Na pięć zagadnień składają się: (1) polaryzacja, (2) informatyzacja, (3) końce i początki władców, (4) walki o niepodległość i zmiany granic oraz (5) plutokracja w USA i reakcjonizm antykapitalistyczny.
[W TYM MIEJSCU https://astrologia-horoskop.pl/panstwa-w-latach-2025-2026-wpis-drugi-niemcy-francja-izrael/] pojawił się drugi odcinek prognozy dotyczącej lat 2025 – 2026 dla poszczególnych państw: Niemiec, Francji, Izraela (Palestyny).
*** *** ***
Wiem, że wiele osób czeka na bardziej polityczne rozeznanie astrologiczne, jeśli chodzi o poszczególne państwa i ich przywódców. Potrzebne jest do tego spełnienie wielu kryteriów. Zatem każde analizowane państwo (byt polityczny) musi posiadać swój horoskop. Dobrze, jeśli posiadamy informacje o godzinach urodzenia kluczowych polityków. Wbrew pozorom, nie jest to wcale aż taka rzadkość. Przy czym znacznie łatwiej znaleźć te godziny w państwach zachodnich (bardzo dobrze znane są daty większości prezydentów czy przywódców USA, Francji, Niemiec, Wielkiej Brytanii), niż w państwach wschodu (szczególnie Rosji).

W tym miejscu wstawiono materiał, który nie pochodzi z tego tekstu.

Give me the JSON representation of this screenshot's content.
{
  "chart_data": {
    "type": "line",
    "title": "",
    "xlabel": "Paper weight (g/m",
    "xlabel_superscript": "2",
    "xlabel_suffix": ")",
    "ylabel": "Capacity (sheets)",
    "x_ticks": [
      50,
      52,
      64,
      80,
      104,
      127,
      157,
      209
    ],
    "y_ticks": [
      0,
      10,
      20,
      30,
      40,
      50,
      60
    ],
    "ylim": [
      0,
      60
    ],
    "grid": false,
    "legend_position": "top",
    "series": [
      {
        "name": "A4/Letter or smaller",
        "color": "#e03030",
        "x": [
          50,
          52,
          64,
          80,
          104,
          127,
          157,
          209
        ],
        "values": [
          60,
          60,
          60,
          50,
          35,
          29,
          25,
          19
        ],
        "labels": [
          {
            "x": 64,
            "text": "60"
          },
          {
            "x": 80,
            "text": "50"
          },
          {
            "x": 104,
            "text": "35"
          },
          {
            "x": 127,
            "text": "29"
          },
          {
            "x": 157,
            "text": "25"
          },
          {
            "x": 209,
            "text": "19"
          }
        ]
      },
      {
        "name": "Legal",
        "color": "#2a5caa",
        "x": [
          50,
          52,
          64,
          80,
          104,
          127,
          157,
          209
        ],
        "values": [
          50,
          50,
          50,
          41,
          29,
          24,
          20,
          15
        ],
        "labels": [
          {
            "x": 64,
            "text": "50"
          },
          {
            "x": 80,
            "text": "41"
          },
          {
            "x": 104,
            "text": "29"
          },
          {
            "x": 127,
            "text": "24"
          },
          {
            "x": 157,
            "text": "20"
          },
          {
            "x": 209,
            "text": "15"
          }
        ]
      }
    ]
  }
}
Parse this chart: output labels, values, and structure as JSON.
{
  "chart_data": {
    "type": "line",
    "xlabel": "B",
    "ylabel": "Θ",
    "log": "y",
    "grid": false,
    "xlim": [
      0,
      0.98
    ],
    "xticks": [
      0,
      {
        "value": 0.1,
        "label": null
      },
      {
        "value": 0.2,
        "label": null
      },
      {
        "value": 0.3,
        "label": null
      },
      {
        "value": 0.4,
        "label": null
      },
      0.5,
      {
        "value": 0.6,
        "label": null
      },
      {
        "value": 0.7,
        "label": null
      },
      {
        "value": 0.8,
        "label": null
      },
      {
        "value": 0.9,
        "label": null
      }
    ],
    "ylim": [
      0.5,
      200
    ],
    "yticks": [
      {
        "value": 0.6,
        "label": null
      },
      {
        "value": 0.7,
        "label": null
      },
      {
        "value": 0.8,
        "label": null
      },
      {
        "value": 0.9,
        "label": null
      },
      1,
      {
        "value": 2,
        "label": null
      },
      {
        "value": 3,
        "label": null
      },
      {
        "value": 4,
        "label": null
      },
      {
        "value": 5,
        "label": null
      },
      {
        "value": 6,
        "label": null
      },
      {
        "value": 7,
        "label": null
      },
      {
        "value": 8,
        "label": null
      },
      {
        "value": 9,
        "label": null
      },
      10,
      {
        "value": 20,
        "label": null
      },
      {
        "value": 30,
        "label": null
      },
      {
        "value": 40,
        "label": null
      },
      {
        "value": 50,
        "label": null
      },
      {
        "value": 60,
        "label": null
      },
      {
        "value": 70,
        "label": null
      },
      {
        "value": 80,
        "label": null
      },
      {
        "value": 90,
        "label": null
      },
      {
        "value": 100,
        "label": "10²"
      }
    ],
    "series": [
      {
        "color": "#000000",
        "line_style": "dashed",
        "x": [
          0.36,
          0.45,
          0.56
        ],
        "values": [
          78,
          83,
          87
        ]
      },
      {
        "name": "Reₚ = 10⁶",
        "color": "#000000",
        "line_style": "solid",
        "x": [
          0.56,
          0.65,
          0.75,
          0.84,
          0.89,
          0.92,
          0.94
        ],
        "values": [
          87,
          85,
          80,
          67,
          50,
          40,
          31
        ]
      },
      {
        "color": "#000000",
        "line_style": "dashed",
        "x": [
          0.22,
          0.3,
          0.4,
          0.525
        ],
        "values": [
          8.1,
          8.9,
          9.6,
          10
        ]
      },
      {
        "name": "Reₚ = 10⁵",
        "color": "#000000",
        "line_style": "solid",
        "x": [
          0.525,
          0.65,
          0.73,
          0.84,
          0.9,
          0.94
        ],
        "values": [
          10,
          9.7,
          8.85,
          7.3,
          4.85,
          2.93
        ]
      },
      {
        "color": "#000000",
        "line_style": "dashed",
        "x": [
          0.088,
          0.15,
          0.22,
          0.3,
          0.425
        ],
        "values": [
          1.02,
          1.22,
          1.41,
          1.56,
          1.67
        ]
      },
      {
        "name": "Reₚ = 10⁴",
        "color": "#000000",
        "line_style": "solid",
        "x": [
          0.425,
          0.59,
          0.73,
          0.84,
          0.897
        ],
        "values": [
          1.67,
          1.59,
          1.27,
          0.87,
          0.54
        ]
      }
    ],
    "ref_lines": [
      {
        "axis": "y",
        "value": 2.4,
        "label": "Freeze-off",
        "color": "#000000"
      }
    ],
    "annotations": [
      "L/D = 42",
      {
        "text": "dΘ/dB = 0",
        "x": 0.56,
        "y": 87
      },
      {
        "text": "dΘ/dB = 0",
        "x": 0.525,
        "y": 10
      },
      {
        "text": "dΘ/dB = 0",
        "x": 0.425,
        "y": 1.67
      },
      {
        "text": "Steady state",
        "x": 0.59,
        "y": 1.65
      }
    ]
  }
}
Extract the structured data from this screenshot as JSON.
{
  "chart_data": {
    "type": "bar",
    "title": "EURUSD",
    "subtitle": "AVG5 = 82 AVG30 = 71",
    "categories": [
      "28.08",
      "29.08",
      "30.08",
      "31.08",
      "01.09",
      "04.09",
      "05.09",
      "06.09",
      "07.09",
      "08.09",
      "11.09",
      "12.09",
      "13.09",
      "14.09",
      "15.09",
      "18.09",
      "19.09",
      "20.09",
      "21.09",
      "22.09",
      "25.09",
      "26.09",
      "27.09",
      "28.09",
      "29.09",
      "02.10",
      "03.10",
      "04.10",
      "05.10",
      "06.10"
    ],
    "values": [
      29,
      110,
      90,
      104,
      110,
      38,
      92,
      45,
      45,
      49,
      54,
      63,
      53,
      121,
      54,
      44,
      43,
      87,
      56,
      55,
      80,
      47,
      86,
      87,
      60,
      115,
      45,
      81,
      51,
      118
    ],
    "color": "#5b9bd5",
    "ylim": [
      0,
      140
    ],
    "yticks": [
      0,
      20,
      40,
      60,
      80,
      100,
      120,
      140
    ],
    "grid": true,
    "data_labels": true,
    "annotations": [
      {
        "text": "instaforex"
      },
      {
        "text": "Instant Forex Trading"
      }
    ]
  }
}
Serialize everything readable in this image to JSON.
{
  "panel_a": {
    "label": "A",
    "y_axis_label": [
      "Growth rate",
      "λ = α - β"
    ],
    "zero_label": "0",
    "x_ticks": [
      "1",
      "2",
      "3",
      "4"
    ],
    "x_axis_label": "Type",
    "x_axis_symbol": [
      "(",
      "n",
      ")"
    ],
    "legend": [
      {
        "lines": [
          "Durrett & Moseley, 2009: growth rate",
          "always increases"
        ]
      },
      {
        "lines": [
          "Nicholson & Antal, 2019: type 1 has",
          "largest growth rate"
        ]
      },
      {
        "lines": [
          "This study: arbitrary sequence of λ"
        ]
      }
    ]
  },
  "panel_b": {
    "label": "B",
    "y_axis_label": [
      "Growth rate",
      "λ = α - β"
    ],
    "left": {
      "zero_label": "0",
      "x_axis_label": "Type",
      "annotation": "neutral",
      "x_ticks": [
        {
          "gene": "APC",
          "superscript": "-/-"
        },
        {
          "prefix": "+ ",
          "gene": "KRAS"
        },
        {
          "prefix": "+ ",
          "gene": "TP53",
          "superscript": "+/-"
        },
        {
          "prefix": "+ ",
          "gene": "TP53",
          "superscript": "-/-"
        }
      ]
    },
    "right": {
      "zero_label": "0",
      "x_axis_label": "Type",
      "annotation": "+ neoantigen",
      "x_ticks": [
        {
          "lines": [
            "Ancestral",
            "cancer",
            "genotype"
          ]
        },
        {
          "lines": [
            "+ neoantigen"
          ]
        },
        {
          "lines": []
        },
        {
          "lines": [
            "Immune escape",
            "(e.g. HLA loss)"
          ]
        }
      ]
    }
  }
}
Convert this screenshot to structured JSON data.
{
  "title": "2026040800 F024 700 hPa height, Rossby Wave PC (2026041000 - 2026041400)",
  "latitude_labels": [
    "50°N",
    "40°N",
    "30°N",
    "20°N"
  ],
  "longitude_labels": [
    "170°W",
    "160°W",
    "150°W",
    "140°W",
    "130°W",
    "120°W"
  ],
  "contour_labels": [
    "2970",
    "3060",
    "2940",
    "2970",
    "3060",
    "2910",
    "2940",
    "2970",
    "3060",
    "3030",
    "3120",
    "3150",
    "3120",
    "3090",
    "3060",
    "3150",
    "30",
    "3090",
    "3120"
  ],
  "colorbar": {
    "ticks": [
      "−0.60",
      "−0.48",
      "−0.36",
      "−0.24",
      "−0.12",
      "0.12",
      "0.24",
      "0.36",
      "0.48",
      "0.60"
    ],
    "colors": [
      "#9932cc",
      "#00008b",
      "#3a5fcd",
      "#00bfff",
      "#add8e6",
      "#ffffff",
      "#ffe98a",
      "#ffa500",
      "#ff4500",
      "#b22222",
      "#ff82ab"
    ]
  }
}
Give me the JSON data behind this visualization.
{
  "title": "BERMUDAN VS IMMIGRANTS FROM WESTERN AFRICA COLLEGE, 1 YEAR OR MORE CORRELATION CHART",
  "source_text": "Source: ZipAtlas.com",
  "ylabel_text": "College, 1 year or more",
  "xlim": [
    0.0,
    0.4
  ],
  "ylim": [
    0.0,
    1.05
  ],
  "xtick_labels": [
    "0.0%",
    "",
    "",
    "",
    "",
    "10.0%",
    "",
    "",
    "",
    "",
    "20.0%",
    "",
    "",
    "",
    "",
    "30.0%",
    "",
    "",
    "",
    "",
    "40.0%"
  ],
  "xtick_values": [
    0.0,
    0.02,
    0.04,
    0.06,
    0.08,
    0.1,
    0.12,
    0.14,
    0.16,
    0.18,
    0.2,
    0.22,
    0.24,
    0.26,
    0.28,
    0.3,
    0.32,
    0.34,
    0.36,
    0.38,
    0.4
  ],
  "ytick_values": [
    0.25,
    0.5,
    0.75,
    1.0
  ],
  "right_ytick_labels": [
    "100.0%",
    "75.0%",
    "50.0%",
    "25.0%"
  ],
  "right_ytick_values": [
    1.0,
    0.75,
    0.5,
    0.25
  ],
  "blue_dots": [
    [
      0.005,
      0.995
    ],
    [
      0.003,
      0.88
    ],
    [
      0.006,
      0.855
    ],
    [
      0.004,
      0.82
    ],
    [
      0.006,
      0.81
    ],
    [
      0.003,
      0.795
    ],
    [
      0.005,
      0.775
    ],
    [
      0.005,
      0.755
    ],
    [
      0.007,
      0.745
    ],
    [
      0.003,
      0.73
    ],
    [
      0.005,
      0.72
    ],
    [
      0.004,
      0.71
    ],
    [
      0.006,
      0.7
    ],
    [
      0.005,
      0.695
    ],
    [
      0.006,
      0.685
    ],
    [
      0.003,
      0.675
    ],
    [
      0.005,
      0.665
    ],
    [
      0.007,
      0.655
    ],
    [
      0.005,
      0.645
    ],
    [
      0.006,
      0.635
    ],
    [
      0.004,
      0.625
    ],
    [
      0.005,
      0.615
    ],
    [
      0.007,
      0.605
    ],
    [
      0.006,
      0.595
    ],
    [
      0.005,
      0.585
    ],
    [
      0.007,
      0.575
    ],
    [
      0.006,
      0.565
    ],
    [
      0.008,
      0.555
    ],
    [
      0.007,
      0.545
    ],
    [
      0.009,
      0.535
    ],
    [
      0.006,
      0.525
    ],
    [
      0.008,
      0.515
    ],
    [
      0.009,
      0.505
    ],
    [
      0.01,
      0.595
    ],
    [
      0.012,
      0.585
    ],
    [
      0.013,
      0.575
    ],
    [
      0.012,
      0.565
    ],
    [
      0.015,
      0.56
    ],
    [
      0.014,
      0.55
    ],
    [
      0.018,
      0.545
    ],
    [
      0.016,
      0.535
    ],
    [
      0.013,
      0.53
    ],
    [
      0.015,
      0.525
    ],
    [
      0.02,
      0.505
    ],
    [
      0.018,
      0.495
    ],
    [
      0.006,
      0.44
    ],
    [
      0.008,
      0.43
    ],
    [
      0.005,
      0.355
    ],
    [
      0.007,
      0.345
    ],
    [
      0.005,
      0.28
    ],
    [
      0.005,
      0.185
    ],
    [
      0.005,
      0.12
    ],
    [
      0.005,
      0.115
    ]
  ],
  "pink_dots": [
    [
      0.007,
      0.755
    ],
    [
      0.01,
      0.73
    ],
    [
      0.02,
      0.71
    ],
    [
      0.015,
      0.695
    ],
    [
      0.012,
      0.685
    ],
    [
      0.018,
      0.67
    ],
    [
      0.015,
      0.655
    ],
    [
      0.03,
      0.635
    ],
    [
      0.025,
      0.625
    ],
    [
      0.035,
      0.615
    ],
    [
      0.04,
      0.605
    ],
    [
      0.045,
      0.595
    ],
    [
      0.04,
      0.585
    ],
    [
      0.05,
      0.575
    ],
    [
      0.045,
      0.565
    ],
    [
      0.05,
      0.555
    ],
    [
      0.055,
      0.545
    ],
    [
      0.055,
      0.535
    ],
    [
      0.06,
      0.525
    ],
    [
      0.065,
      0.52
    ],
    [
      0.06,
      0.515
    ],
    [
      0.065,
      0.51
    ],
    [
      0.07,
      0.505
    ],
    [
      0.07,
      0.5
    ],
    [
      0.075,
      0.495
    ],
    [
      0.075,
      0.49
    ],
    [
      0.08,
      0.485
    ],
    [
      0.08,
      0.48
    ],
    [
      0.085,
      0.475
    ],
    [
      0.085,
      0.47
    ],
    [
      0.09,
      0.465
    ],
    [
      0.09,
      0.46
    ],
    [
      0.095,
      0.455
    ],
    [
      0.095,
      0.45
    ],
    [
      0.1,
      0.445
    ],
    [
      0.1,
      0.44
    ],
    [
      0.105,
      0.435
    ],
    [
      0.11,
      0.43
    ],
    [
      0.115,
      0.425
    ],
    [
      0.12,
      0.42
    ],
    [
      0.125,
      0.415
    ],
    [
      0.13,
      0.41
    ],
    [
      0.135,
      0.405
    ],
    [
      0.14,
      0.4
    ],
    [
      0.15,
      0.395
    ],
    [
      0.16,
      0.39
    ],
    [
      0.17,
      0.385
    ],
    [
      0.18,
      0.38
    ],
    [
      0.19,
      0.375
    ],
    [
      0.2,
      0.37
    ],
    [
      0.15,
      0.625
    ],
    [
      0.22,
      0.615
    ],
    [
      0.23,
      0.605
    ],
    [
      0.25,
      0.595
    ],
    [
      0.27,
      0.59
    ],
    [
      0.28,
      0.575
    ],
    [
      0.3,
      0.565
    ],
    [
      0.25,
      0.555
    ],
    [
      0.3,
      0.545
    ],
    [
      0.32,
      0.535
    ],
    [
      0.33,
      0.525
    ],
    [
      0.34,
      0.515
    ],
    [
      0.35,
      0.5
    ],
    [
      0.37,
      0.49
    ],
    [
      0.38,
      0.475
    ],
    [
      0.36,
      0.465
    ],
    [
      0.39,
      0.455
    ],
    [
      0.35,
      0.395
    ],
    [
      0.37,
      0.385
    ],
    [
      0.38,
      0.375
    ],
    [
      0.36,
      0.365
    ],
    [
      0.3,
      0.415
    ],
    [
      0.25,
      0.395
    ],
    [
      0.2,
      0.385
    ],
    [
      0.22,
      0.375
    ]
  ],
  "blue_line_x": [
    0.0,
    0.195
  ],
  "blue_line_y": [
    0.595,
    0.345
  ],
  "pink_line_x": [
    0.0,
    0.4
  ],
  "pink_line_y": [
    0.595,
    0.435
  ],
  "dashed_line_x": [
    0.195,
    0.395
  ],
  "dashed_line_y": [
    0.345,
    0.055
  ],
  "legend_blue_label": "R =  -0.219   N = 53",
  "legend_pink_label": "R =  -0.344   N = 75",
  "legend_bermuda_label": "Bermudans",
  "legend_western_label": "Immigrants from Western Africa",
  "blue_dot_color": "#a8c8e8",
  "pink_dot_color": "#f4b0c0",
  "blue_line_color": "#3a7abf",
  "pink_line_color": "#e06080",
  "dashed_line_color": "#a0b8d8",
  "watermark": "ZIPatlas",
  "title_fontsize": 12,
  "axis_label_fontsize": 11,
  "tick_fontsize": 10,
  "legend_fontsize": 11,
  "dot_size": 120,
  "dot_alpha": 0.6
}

Wielu astrologów używa różnych wersji horoskopów państw, ponieważ często się zdarza, że istnieje wiele sprzecznych informacji. Ustalenie horoskopu państwa jest potrzebne, żeby dokonać próby rzetelnej prognozy. Można – owszem – wykonać prognozę roczną na podstawie ingresu Słońca w znak Barana, lecz na tej zasadzie trudno powiedzieć coś istotnego. Przykładowo, na wiosnę 2010 roku Saturn był na ASC położony w Berlinie, nie w Warszawie, wiemy, co stało się 10 kwietnia tego roku (katastrofa w Smoleńsku). Albo weźmy 1945 rok stawiany na Hiroshimę, który wygląda niepozornie na tle Saturna/Księżyca relokowanego na Ankarę czy Neptuna relokowanego na Berlin. Natomiast zaskakuje zapewne Mars na DSC horoskopu wiosny w Polsce w roku 1981 lub Saturn na ASC w Warszawie, podczas ingresu wiosną 2015 roku (zmiana kursu politycznego w Polsce). Uprzedzając pytania: w tym roku ingres wiosenny na Warszawę nie wyróżnia w sposób spektakularny żadnej planety. Co oczywiście nie oznacza, że coś ważnego nie będzie miało miejsca, ponieważ wskazana metoda prognozowania może być różnorodnie odbierana.
*** *** ***
UNIA EUROPEJSKA 2025
W ostatnich latach nie omawiałem horoskopu Unii Europejskiej. Są minimum trzy propozycje dla stawianych horoskopów: Traktaty Rzymskie (1957), EWG (1958) oraz Unia Europejska (1993). Istnieje jeszcze fakt związany z powstaniem Europejskiej Wspólnoty Węgla i Stali (1952), część osób uwzględnia również rozszerzenia UE lub Traktaty Lizbońskie.
Tak jak Krzysztof Jackowski od kilkunastu lat miał coroczną manierę, żeby deliberować o wybuchach wojny, tak wielu astrologów miewa tendencję, by co roku powtarzać śpiewkę, że Unia Europejska się rozpada, że Unia Europejska już dogorywa, że już zaraz nastąpi koniec, że kiedyś to były czasy, a teraz to nie ma czasów.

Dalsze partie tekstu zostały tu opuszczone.